Saudi Arabia and Israel are coming closer by the day, however, given the historical baggage and many other complications, the relationship will take a little longer to be official. Yet, as per news reports, Saudi Arabian businesses and companies are planning to invest in Israel by routing their investments through Bahrain, which is a trusted friend of Saudis and has recently normalised relations with Israel as part of the Abraham Accords. This is a step in the right direction and was much-awaited since it was the tactical nod of Saudi Arabia, which was the major factor in the UAE and Bahrain signing the accords with Israel.
As per news reports based on a source who was in Bahrain last week, multiple Saudi companies are considering business transactions. To be precise, the investors are mostly interested in Israeli hi-tech. According to Jerusalem Post sources, “It’s very interesting and a sign of how sentiment about Israel is changing” in Saudi Arabia.

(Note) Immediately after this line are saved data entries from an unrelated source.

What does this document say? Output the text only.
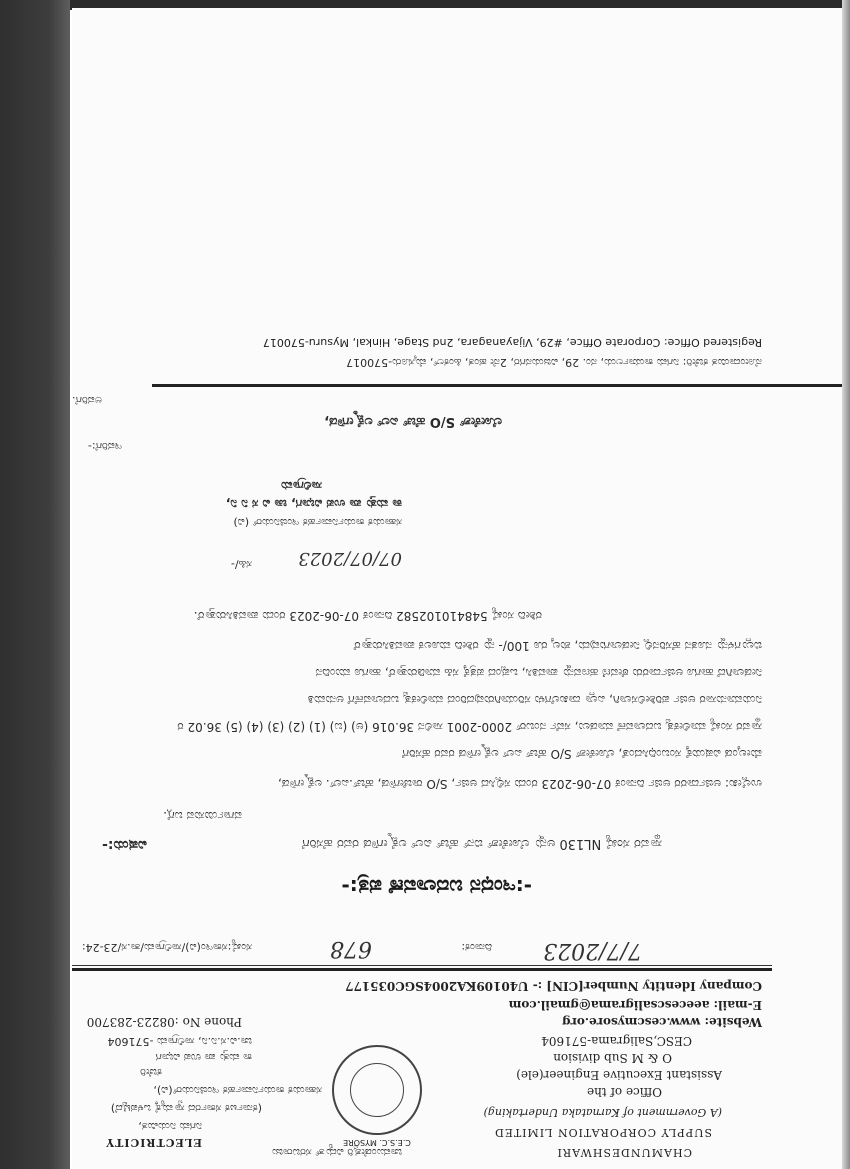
CHAMUNDESHWARI
ELECTRICITY
SUPPLY CORPORATION LIMITED
(A Government of Karnataka Undertaking)
Office of the
Assistant Executive Engineer(ele)
O & M Sub division
CESC,Saligrama-571604
Website: www.cescmysore.org
E-mail: aeecescsaligrama@gmail.com
Phone No :08223-283700
Company Identity Number[CIN] :- U40109KA2004SGC035177
ಚಾಮುಂಡೇಶ್ವರಿ ವಿದ್ಯುತ್ ಸರಬರಾಜು
ನಿಗಮ ನಿಯಮಿತ,
(ಕರ್ನಾಟಕ ಸರ್ಕಾರದ ಸ್ವಾಮ್ಯಕ್ಕೆ ಒಳಪಟ್ಟಿದೆ)
ಸಹಾಯಕ ಕಾರ್ಯನಿರ್ವಾಹಕ ಇಂಜಿನಿಯರ್(ವಿ),
ಕಚೇರಿ
ಕಾ ಮತ್ತು ಪಾ ಉಪ ವಿಭಾಗ
ಚಾ.ವಿ.ಸ.ನಿ.ನಿ, ಸಾಲಿಗ್ರಾಮ -571604
C.E.S.C. MYSORE
ಸಂಖ್ಯೆ:ಸಕಾಇಂ(ವಿ)/ಸಾಲಿಗ್ರಾಮ/ತಾ.ಸ/23-24:	678	ದಿನಾಂಕ: 7/7/2023
-:ಇಂಧನ ಬದಲಾವಣೆ ಪತ್ರ:-
ವಿಷಯ:-	ಸ್ಥಾವರ ಸಂಖ್ಯೆ NL130 ಅನ್ನು ಲೋಕೇಶ್ ಬಿನ್ ಹೆಚ್ ಎಲ್ ಲಕ್ಷ್ಮೇಗೌಡ ರವರ ಹೆಸರಿಗೆ
ವರ್ಗಾಯಿಸುವ ಬಗ್ಗೆ.
ಉಲ್ಲೇಖ: ಅರ್ಜಿದಾರರ ಅರ್ಜಿ ದಿನಾಂಕ 07-06-2023 ರಂದು ಸಲ್ಲಿಸಿದ ಅರ್ಜಿ, S/O ರಾಜೇಗೌಡ, ಹೆಚ್.ಎಲ್. ಲಕ್ಷ್ಮೇಗೌಡ,
ಮೇಲ್ಕಂಡ ವಿಷಯಕ್ಕೆ ಸಂಬಂಧಿಸಿದಂತೆ, ಲೋಕೇಶ್ S/O ಹೆಚ್ ಎಲ್ ಲಕ್ಷ್ಮೇಗೌಡ ರವರ ಹೆಸರಿಗೆ
ಸ್ಥಾವರ ಸಂಖ್ಯೆ ಮಾಲೀಕತ್ವ ಬದಲಾವಣೆ ಮಾಡಲು, ಸರ್ವೆ ನಂಬರ್ 2000-2001 ಸಾಲಿನ 36.016 (ಅ) (ಬ) (1) (2) (3) (4) (5) 36.02 ರ
ನಿಯಮಾನುಸಾರ ಅರ್ಜಿ ಪರಿಶೀಲಿಸಲಾಗಿ, ಎಲ್ಲಾ ದಾಖಲೆಗಳು ಸರಿಯಾಗಿರುವುದರಿಂದ ಮಾಲೀಕತ್ವ ಬದಲಾವಣೆಗೆ ಅನುಮತಿ
ನೀಡಲಾಗಿದೆ ಹಾಗೂ ಅರ್ಜಿದಾರರು ಠೇವಣಿ ಹಣವನ್ನು ಪಾವತಿಸಿ, ಒಪ್ಪಂದ ಪತ್ರಕ್ಕೆ ಸಹಿ ಮಾಡಿರುತ್ತಾರೆ, ಹಾಗೂ ಮುಂದಿನ
ಬಿಲ್ಲುಗಳನ್ನು ನೂತನ ಹೆಸರಿನಲ್ಲಿ ನೀಡಲಾಗುವುದು, ಶುಲ್ಕ ರೂ 100/- ನ್ನು ರಶೀದಿ ಮೂಲಕ ಪಾವತಿಸಿರುತ್ತಾರೆ
ರಶೀದಿ ಸಂಖ್ಯೆ 548410102582 ದಿನಾಂಕ 07-06-2023 ರಂದು ಪಾವತಿಸಿರುತ್ತಾರೆ.
07/07/2023
ಸಹಿ/-
ಸಹಾಯಕ ಕಾರ್ಯನಿರ್ವಾಹಕ ಇಂಜಿನಿಯರ್ (ವಿ)
ಕಾ ಮತ್ತು ಪಾ ಉಪ ವಿಭಾಗ, ಚಾ ವಿ ಸ ನಿ ನಿ,
ಸಾಲಿಗ್ರಾಮ
ಇವರಿಗೆ:-
ಲೋಕೇಶ್ S/O ಹೆಚ್ ಎಲ್ ಲಕ್ಷ್ಮೇಗೌಡ,
ಅವರಿಗೆ.
ನೋಂದಾಯಿತ ಕಚೇರಿ: ನಿಗಮ ಕಾರ್ಯಾಲಯ, ನಂ. 29, ವಿಜಯನಗರ, 2ನೇ ಹಂತ, ಹಿಂಕಲ್, ಮೈಸೂರು-570017
Registered Office: Corporate Office, #29, Vijayanagara, 2nd Stage, Hinkal, Mysuru-570017
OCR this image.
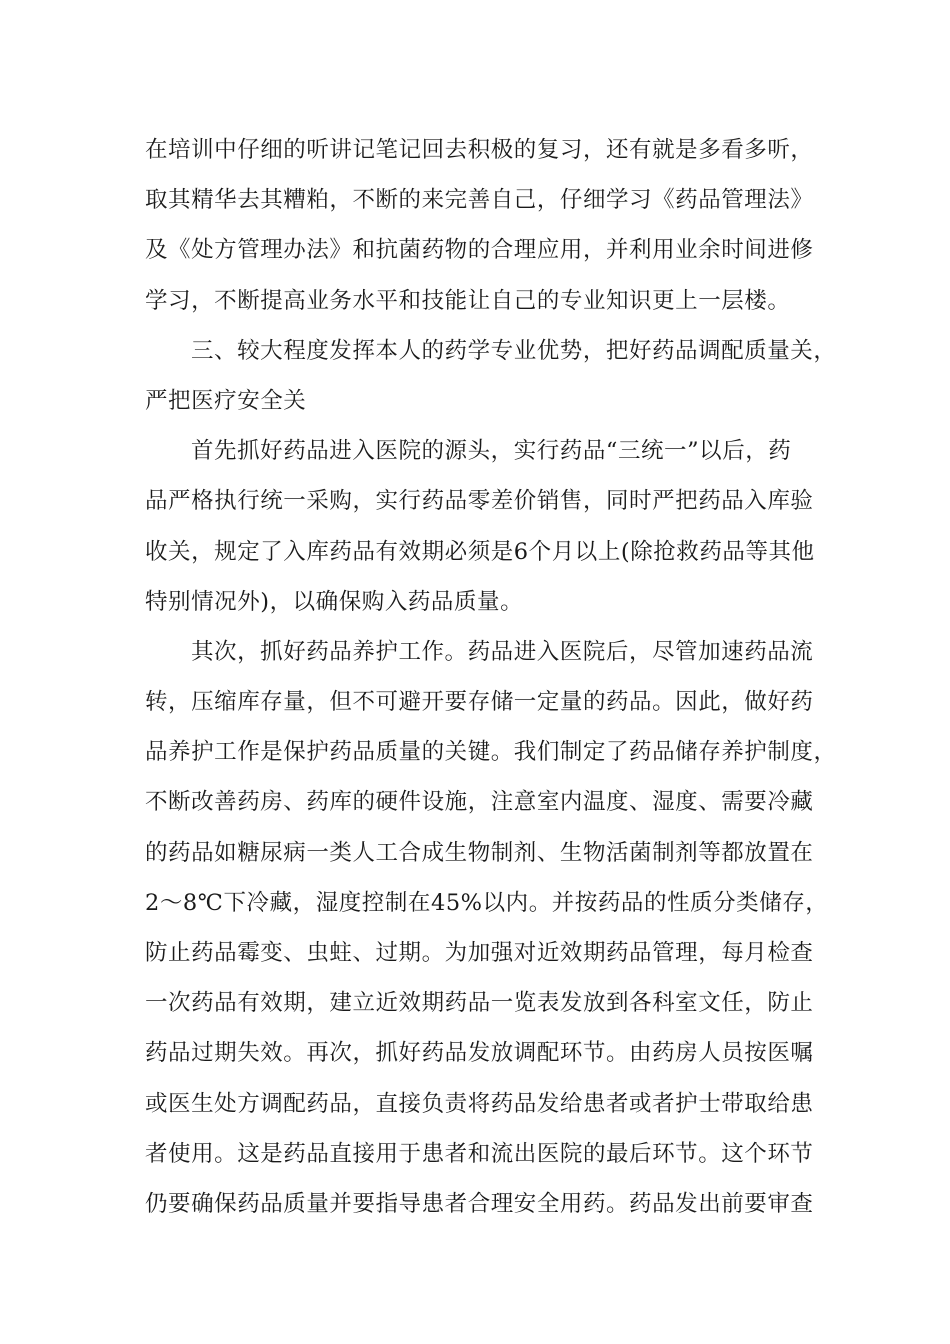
在培训中仔细的听讲记笔记回去积极的复习，还有就是多看多听，
取其精华去其糟粕，不断的来完善自己，仔细学习《药品管理法》
及《处方管理办法》和抗菌药物的合理应用，并利用业余时间进修
学习，不断提高业务水平和技能让自己的专业知识更上一层楼。
三、较大程度发挥本人的药学专业优势，把好药品调配质量关，
严把医疗安全关
首先抓好药品进入医院的源头，实行药品“三统一”以后，药
品严格执行统一采购，实行药品零差价销售，同时严把药品入库验
收关，规定了入库药品有效期必须是6个月以上(除抢救药品等其他
特别情况外)，以确保购入药品质量。
其次，抓好药品养护工作。药品进入医院后，尽管加速药品流
转，压缩库存量，但不可避开要存储一定量的药品。因此，做好药
品养护工作是保护药品质量的关键。我们制定了药品储存养护制度，
不断改善药房、药库的硬件设施，注意室内温度、湿度、需要冷藏
的药品如糖尿病一类人工合成生物制剂、生物活菌制剂等都放置在
2～8℃下冷藏，湿度控制在45%以内。并按药品的性质分类储存，
防止药品霉变、虫蛀、过期。为加强对近效期药品管理，每月检查
一次药品有效期，建立近效期药品一览表发放到各科室文任，防止
药品过期失效。再次，抓好药品发放调配环节。由药房人员按医嘱
或医生处方调配药品，直接负责将药品发给患者或者护士带取给患
者使用。这是药品直接用于患者和流出医院的最后环节。这个环节
仍要确保药品质量并要指导患者合理安全用药。药品发出前要审查
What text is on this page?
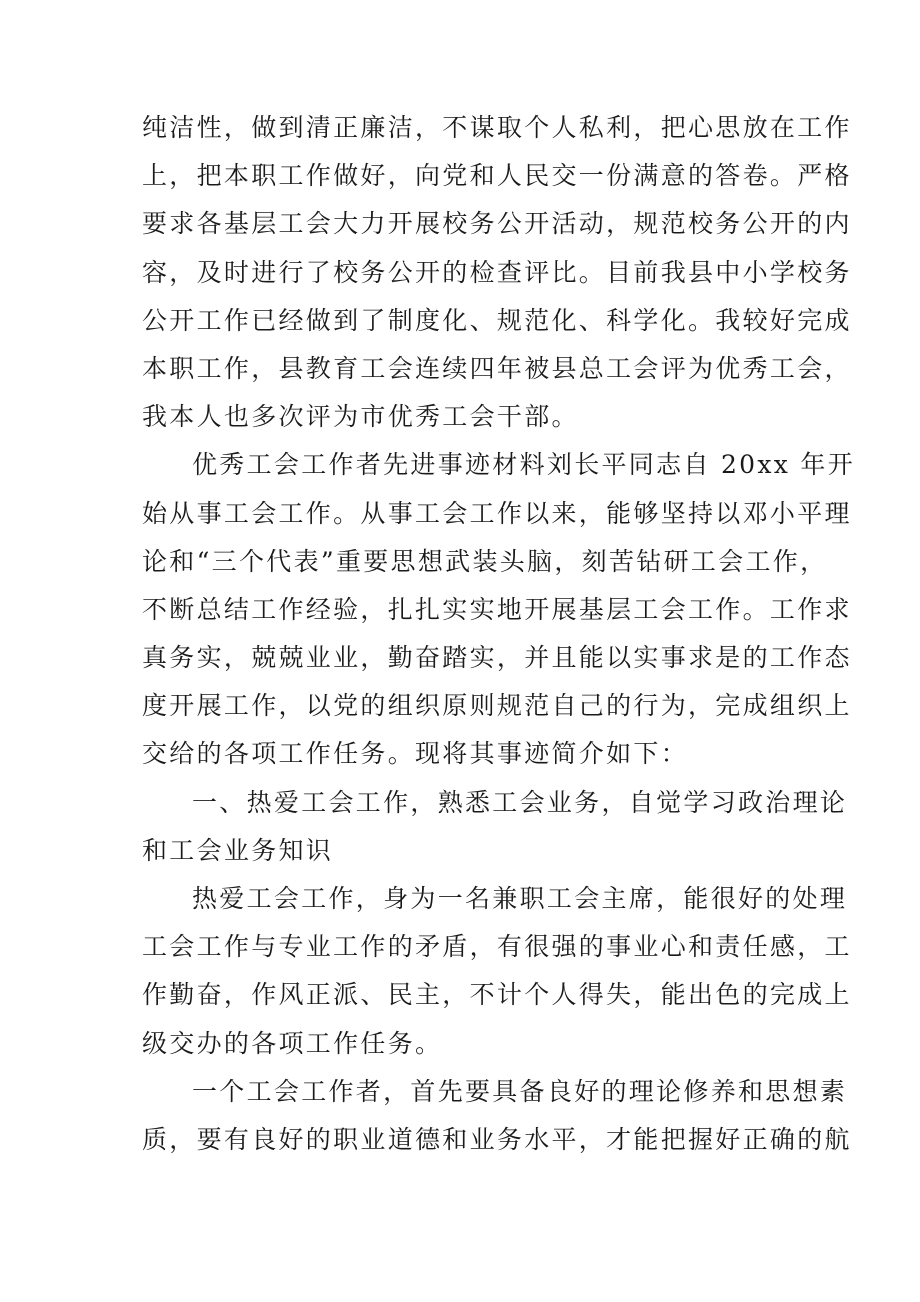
纯洁性，做到清正廉洁，不谋取个人私利，把心思放在工作
上，把本职工作做好，向党和人民交一份满意的答卷。严格
要求各基层工会大力开展校务公开活动，规范校务公开的内
容，及时进行了校务公开的检查评比。目前我县中小学校务
公开工作已经做到了制度化、规范化、科学化。我较好完成
本职工作，县教育工会连续四年被县总工会评为优秀工会，
我本人也多次评为市优秀工会干部。
优秀工会工作者先进事迹材料刘长平同志自 20xx 年开
始从事工会工作。从事工会工作以来，能够坚持以邓小平理
论和“三个代表”重要思想武装头脑，刻苦钻研工会工作，
不断总结工作经验，扎扎实实地开展基层工会工作。工作求
真务实，兢兢业业，勤奋踏实，并且能以实事求是的工作态
度开展工作，以党的组织原则规范自己的行为，完成组织上
交给的各项工作任务。现将其事迹简介如下：
一、热爱工会工作，熟悉工会业务，自觉学习政治理论
和工会业务知识
热爱工会工作，身为一名兼职工会主席，能很好的处理
工会工作与专业工作的矛盾，有很强的事业心和责任感，工
作勤奋，作风正派、民主，不计个人得失，能出色的完成上
级交办的各项工作任务。
一个工会工作者，首先要具备良好的理论修养和思想素
质，要有良好的职业道德和业务水平，才能把握好正确的航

All this points out only in one direction, that is, Saudi Arabia is willing and ready to normalise relations with Israel. But the historical baggage, the geopolitics of the region, and religion are some of the many conflicting points which Riyadh wants to address before moving on with the normalisation process. Meanwhile, trade and business can be the much-needed vent for the long built steam to dissipate and things become a little bit smoother going forward.
MBS needs to take care of this dissent on a priority basis, given it can be a messy situation if he takes the leap of faith and the dissidents try to usurp him from his position at that moment. Saudi Arabia is the home to Wahabism and the protectors of Mecca and Medina, the two most prominent places of Islam and doing a deal with the Jerusalem-controlled Jewish state is not a piece of cake.
If MBS does not tread the path carefully, then surely he will find himself in a situation where his authority and his position as the next King becomes delegitimized by the religious institutions. Saudi cannot just follow after its friends UAE and Bahrain as it carries most of the baggage of being the representative of Sunni Muslims.
Thus, it wants to show that it can sign a deal with Israel, but it will be the last Gulf nation to do so. Riyadh wants to push other Gulf nations to sign a deal with Israel first and by employing this, weaken the critical forces back home and after cleaning the ground go ahead with the deal. This is a show of undisputed Gulf leadership.
The possibility of trade and investment between Israel and Saudi Arabia will create a complex interdependence, which will improve the perception of both the countries among their citizens. It will then, be a great initiative in the process of further normalisation of relations between the two nations going forward.